Last year was a watershed for the Internet. The number of users worldwide passed the 300 million mark. Whew! But that also means that the number of crooks on the Web surpassed 1 million.
The calculation is based on the U.S. Uniform Crime Reporting Statistics, which we have extrapolated to the world at large, so we're only talking about crooks whose vitae include arrest and conviction. Their crimes include forgery, embezzlement, fraud, vandalism and disposing of stolen goods. To reach that number of crooks, we assume that the ratio of criminals to law-abiding citizens is the same in the online world as in the off-line world. At this rate, there will be twice as many crooks on the Web in four years.
Appropriately, spending on hardware, software and services to make Web sites secure will also more than double, from $14 billion last year to $30 billion in 2004, according to IDC forecasters.
So everything should be all right, right?
Nope. Metcalfe's Law says a network's value grows by the square of the cost of adding users. So does the potential impact of an action with malicious intent. Crooks in the off-line world at most can mug only a small group of victims at a time; on the Net, it's as easy as spam pie. With Internet commerce expected to grow from $300 billion last year to almost 10 times that in 2004, I don't think we're spending anywhere near enough on security.
In an IDC survey last fall, 95% of IT managers at large and medium-size U.S. companies acknowledged that they had experienced some kind of "incident" in the past year, but mostly, that meant dealing with viruses like the Love Bug. Some 55% thought they had had an attempt at unauthorized use of their systems, applications or e-mail, but only 10% said such an event was detected after it occurred. Only 45% thought they had experienced unauthorized access to systems or information. And less than 30% encrypt any e-mail.
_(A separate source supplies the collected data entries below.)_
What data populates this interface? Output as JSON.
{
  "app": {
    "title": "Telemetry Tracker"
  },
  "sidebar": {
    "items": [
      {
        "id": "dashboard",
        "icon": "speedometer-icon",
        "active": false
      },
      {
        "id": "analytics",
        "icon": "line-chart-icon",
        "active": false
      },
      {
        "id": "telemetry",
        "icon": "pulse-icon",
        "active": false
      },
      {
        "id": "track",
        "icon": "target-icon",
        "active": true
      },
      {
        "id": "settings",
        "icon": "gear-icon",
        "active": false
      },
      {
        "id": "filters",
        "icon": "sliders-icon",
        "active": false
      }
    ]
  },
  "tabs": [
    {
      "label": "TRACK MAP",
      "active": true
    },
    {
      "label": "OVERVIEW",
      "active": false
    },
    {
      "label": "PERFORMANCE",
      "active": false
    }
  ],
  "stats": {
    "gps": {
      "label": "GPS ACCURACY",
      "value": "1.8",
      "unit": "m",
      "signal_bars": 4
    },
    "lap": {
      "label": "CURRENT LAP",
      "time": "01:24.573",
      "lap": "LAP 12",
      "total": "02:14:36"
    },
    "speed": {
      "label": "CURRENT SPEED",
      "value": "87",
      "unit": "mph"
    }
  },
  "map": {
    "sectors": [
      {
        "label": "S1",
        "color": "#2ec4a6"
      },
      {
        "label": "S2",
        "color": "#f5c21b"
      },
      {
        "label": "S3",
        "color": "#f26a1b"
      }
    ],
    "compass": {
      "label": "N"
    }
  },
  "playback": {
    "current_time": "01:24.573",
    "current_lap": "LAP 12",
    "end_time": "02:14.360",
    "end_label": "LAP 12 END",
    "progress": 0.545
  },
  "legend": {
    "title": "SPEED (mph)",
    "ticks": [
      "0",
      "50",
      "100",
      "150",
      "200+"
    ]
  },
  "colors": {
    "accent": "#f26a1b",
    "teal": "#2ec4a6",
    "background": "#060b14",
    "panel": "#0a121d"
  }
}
Given the highly publicized Web site problems at Yahoo, Microsoft, AOL and the World Economic Forum, I'm surprised that was the only mayhem detected in the survey. I allude to those crime statistics. How many crimes are committed for which there are no arrests and convictions? How many aren't reported or detected?
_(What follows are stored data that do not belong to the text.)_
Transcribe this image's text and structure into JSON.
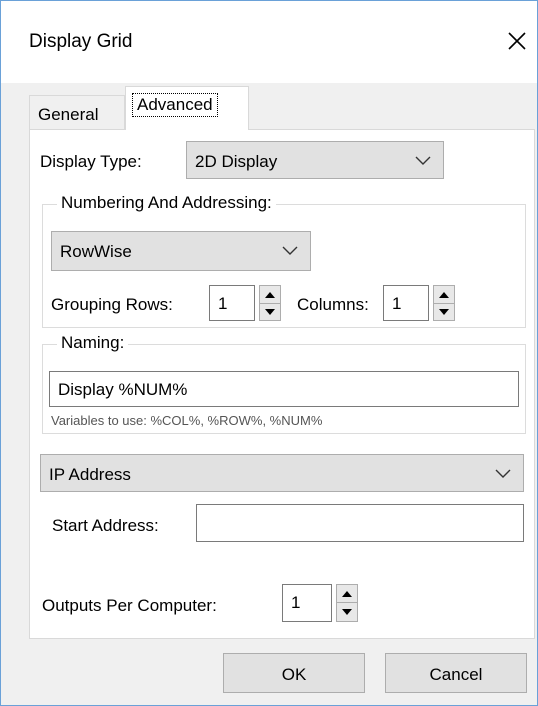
{
  "window": {
    "title": "Display Grid"
  },
  "tabs": [
    {
      "label": "General"
    },
    {
      "label": "Advanced"
    }
  ],
  "display_type": {
    "label": "Display Type:",
    "value": "2D Display"
  },
  "numbering": {
    "caption": "Numbering And Addressing:",
    "order_value": "RowWise",
    "grouping_rows_label": "Grouping Rows:",
    "grouping_rows_value": "1",
    "columns_label": "Columns:",
    "columns_value": "1"
  },
  "naming": {
    "caption": "Naming:",
    "value": "Display %NUM%",
    "hint": "Variables to use: %COL%, %ROW%, %NUM%"
  },
  "address": {
    "type_value": "IP Address",
    "start_label": "Start Address:",
    "start_value": ""
  },
  "outputs": {
    "label": "Outputs Per Computer:",
    "value": "1"
  },
  "buttons": {
    "ok": "OK",
    "cancel": "Cancel"
  },
  "icons": {
    "close": "close-icon",
    "dropdown": "chevron-down-icon",
    "spin_up": "triangle-up-icon",
    "spin_down": "triangle-down-icon"
  }
}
Make the following assumptions:
- Sometime in the next year, you will have a significant security breach.
- Sometime in the next five years, you or a company in your industry will have a near-catastrophic security breach.
- Between now and then, you will spend only about a tenth of what you should on security.
- No matter how many times you have requested more money for security and been turned down, the IT department will be held responsible if and when there's a major security breach.
Two pieces of advice: First, make sure you have some crackerjack security technicians in your shop to stop problems before they occur. And make sure they're well paid, well motivated and won't cause trouble themselves. Half of all security breaches occur from inside the company.
Second, force your company to develop a mission statement on security, document company security policies and spell out security deployment plans for every major business initiative. These should be signed off on by all top executives. That way, when the big breach occurs and you're under fire, you'll be able to drag others with you into the foxhole.